Author:
- Pierre-Antoine Jean
Co-authors:
- Sebastien Harispe
- Sylvie Ranwez
- Patrice Bellot
- Jacky Montmain
MUD (Multiple Uncertainty Detection) allows to detect linguistic uncertainty in natural language. It is based on the statistical analysis of multiple lexical and syntactic features used to characterize sentences through vector-based representations that can be analyzed by proven classification methods.
MUD.py requires:
- Python 2.7
- nltk http://www.nltk.org/
- numpy http://www.numpy.org/
- sklearn http://scikit-learn.org/stable/
Data folder contains WikiWeasel, BioScope and SFU data (after the conversion of the XML format) and various files build by the program.
Binomial_law.py allows to calculate the binomial law for lemms, bigrams, trigrams and PoS patterns. Moreover, this script calculates p(U).
Binomial_law.py uses pattern_cue_pos.py to build files lemms, bigrams, trigrams and PoS patterns with their p(w) value.
Then, MUD.py allows to build features matrice, executes the SVM method and print precision, recall and F-measure in case of evaluation mode.
Run MUD.py with at least one option:
-
Choose your training corpus
. w = WikiWeasel - Wikipedia articles - (semantic uncertainty and discourse-level uncertainty)

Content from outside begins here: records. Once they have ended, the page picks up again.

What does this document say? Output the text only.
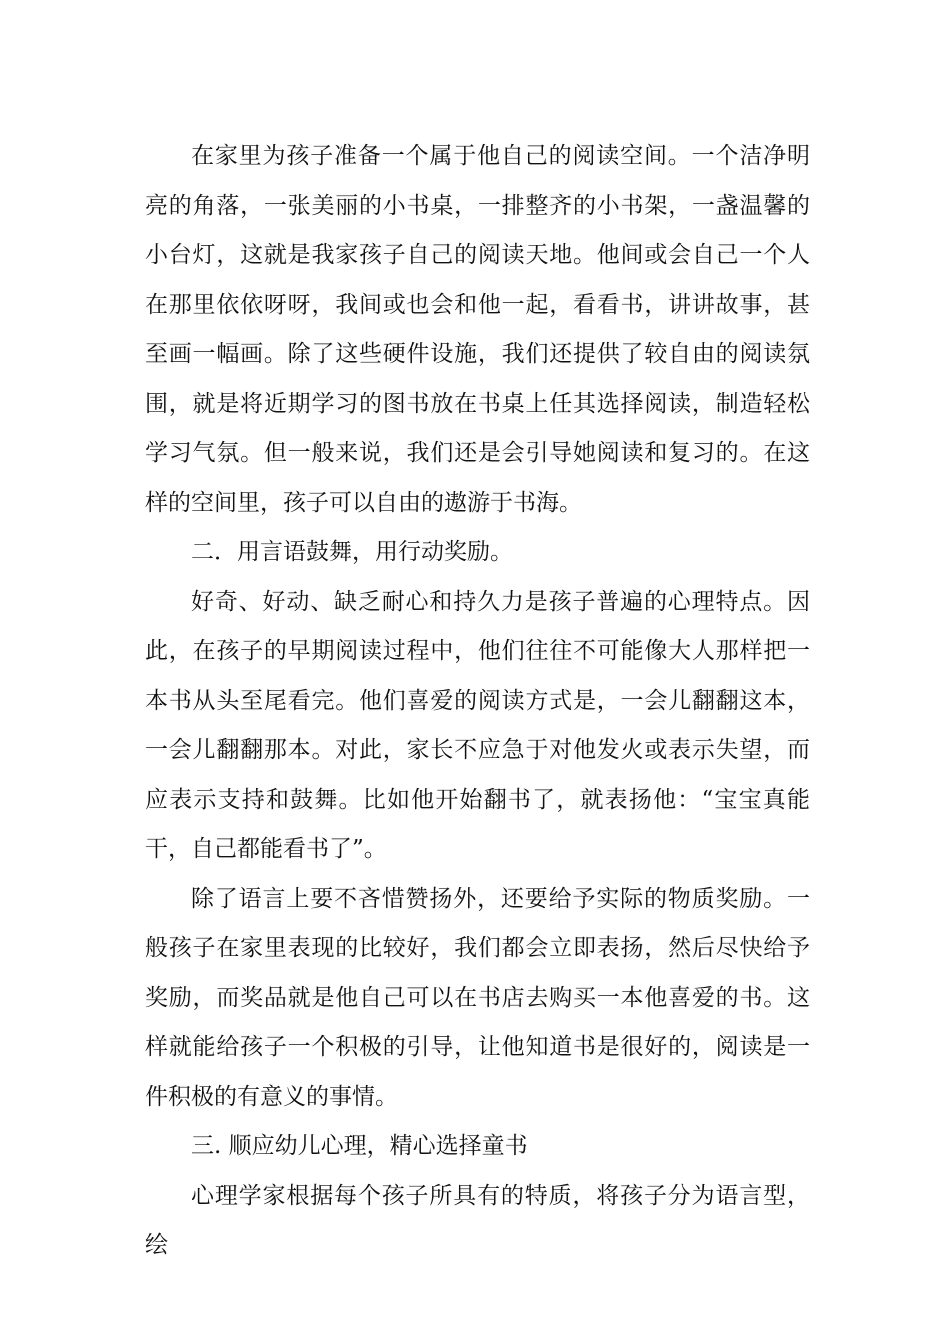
在家里为孩子准备一个属于他自己的阅读空间。一个洁净明亮的角落，一张美丽的小书桌，一排整齐的小书架，一盏温馨的小台灯，这就是我家孩子自己的阅读天地。他间或会自己一个人在那里依依呀呀，我间或也会和他一起，看看书，讲讲故事，甚至画一幅画。除了这些硬件设施，我们还提供了较自由的阅读氛围，就是将近期学习的图书放在书桌上任其选择阅读，制造轻松学习气氛。但一般来说，我们还是会引导她阅读和复习的。在这样的空间里，孩子可以自由的遨游于书海。

二．用言语鼓舞，用行动奖励。

好奇、好动、缺乏耐心和持久力是孩子普遍的心理特点。因此，在孩子的早期阅读过程中，他们往往不可能像大人那样把一本书从头至尾看完。他们喜爱的阅读方式是，一会儿翻翻这本，一会儿翻翻那本。对此，家长不应急于对他发火或表示失望，而应表示支持和鼓舞。比如他开始翻书了，就表扬他：“宝宝真能干，自己都能看书了”。

除了语言上要不吝惜赞扬外，还要给予实际的物质奖励。一般孩子在家里表现的比较好，我们都会立即表扬，然后尽快给予奖励，而奖品就是他自己可以在书店去购买一本他喜爱的书。这样就能给孩子一个积极的引导，让他知道书是很好的，阅读是一件积极的有意义的事情。

三. 顺应幼儿心理，精心选择童书

心理学家根据每个孩子所具有的特质，将孩子分为语言型，绘
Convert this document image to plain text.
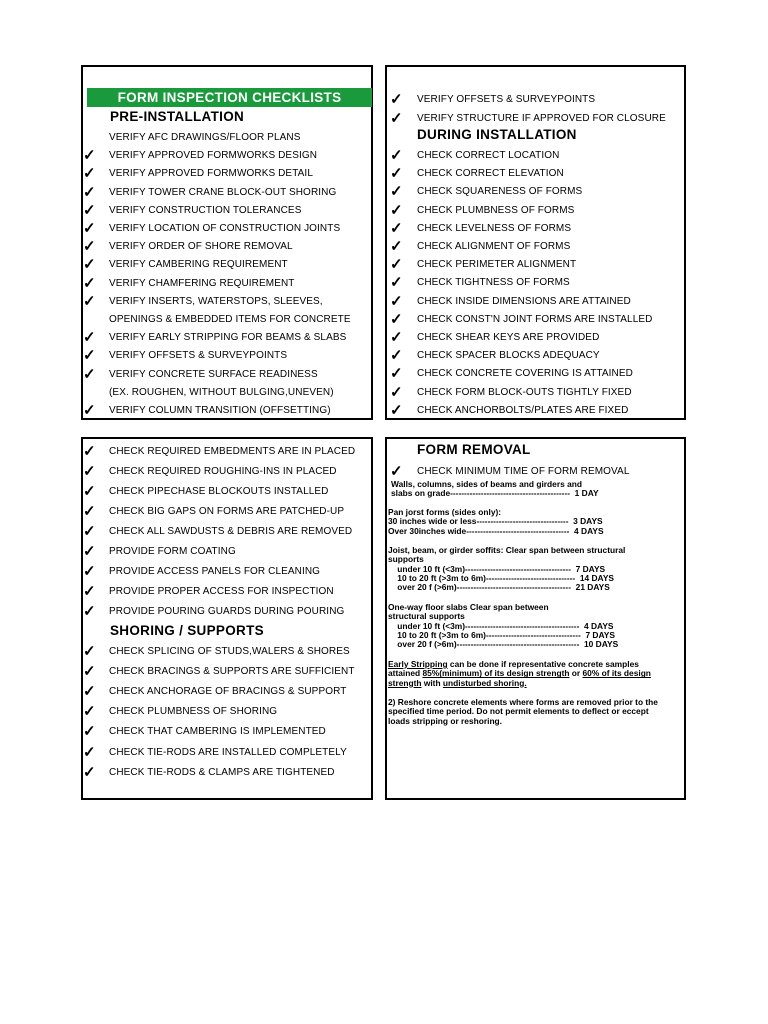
FORM INSPECTION CHECKLISTS
PRE-INSTALLATION
VERIFY AFC DRAWINGS/FLOOR PLANS
✓ VERIFY APPROVED FORMWORKS DESIGN
✓ VERIFY APPROVED FORMWORKS DETAIL
✓ VERIFY TOWER CRANE BLOCK-OUT SHORING
✓ VERIFY CONSTRUCTION TOLERANCES
✓ VERIFY LOCATION OF CONSTRUCTION JOINTS
✓ VERIFY ORDER OF SHORE REMOVAL
✓ VERIFY CAMBERING REQUIREMENT
✓ VERIFY CHAMFERING REQUIREMENT
✓ VERIFY INSERTS, WATERSTOPS, SLEEVES,
OPENINGS & EMBEDDED ITEMS FOR CONCRETE
✓ VERIFY EARLY STRIPPING FOR BEAMS & SLABS
✓ VERIFY OFFSETS & SURVEYPOINTS
✓ VERIFY CONCRETE SURFACE READINESS
(EX. ROUGHEN, WITHOUT BULGING,UNEVEN)
✓ VERIFY COLUMN TRANSITION (OFFSETTING)
✓ VERIFY OFFSETS & SURVEYPOINTS
✓ VERIFY STRUCTURE IF APPROVED FOR CLOSURE
DURING INSTALLATION
✓ CHECK CORRECT LOCATION
✓ CHECK CORRECT ELEVATION
✓ CHECK SQUARENESS OF FORMS
✓ CHECK PLUMBNESS OF FORMS
✓ CHECK LEVELNESS OF FORMS
✓ CHECK ALIGNMENT OF FORMS
✓ CHECK PERIMETER ALIGNMENT
✓ CHECK TIGHTNESS OF FORMS
✓ CHECK INSIDE DIMENSIONS ARE ATTAINED
✓ CHECK CONST'N JOINT FORMS ARE INSTALLED
✓ CHECK SHEAR KEYS ARE PROVIDED
✓ CHECK SPACER BLOCKS ADEQUACY
✓ CHECK CONCRETE COVERING IS ATTAINED
✓ CHECK FORM BLOCK-OUTS TIGHTLY FIXED
✓ CHECK ANCHORBOLTS/PLATES ARE FIXED
✓ CHECK REQUIRED EMBEDMENTS ARE IN PLACED
✓ CHECK REQUIRED ROUGHING-INS IN PLACED
✓ CHECK PIPECHASE BLOCKOUTS INSTALLED
✓ CHECK BIG GAPS ON FORMS ARE PATCHED-UP
✓ CHECK ALL SAWDUSTS & DEBRIS ARE REMOVED
✓ PROVIDE FORM COATING
✓ PROVIDE ACCESS PANELS FOR CLEANING
✓ PROVIDE PROPER ACCESS FOR INSPECTION
✓ PROVIDE POURING GUARDS DURING POURING
SHORING / SUPPORTS
✓ CHECK SPLICING OF STUDS,WALERS & SHORES
✓ CHECK BRACINGS & SUPPORTS ARE SUFFICIENT
✓ CHECK ANCHORAGE OF BRACINGS & SUPPORT
✓ CHECK PLUMBNESS OF SHORING
✓ CHECK THAT CAMBERING IS IMPLEMENTED
✓ CHECK TIE-RODS ARE INSTALLED COMPLETELY
✓ CHECK TIE-RODS & CLAMPS ARE TIGHTENED
FORM REMOVAL
✓ CHECK MINIMUM TIME OF FORM REMOVAL
Walls, columns, sides of beams and girders and
slabs on grade-------------------------------------------  1 DAY
Pan jorst forms (sides only):
30 inches wide or less---------------------------------  3 DAYS
Over 30inches wide-------------------------------------  4 DAYS
Joist, beam, or girder soffits: Clear span between structural
supports
under 10 ft (<3m)--------------------------------------  7 DAYS
10 to 20 ft (>3m to 6m)--------------------------------  14 DAYS
over 20 f (>6m)-----------------------------------------  21 DAYS
One-way floor slabs Clear span between
structural supports
under 10 ft (<3m)-----------------------------------------  4 DAYS
10 to 20 ft (>3m to 6m)----------------------------------  7 DAYS
over 20 f (>6m)--------------------------------------------  10 DAYS
Early Stripping can be done if representative concrete samples
attained 85%(minimum) of its design strength or 60% of its design
strength with undisturbed shoring.
2) Reshore concrete elements where forms are removed prior to the
specified time period. Do not permit elements to deflect or eccept
loads stripping or reshoring.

. b = BioScope - biomedical papers - (semantic uncertainty)
. sfu = SFU corpus - gereral corpus - (semantic uncertainty)
-
(optional) your file with one sentence per line.
Examples :
- python MUD.py w path_your_file
- python MUD.py path_your_file in this case the training corpus by default is SFU.
- python MUD.py w is the evaluation mode with WikiWeasel.
Your uncertain sentences are in Data/Results file.
- Un modèle probabiliste pour la détection de l’incertitude dans le langage naturel. Pierre-Antoine Jean, Sebastien Harispe, Sylvie Ranwez, Patrice Bellot, Jacky Montmain. CORIA, 2016.
- Uncertainty detection in natural language:a probabilistic model. Pierre-Antoine Jean, Sebastien Harispe, Sylvie Ranwez, Patrice Bellot, Jacky Montmain. WIMS, 2016.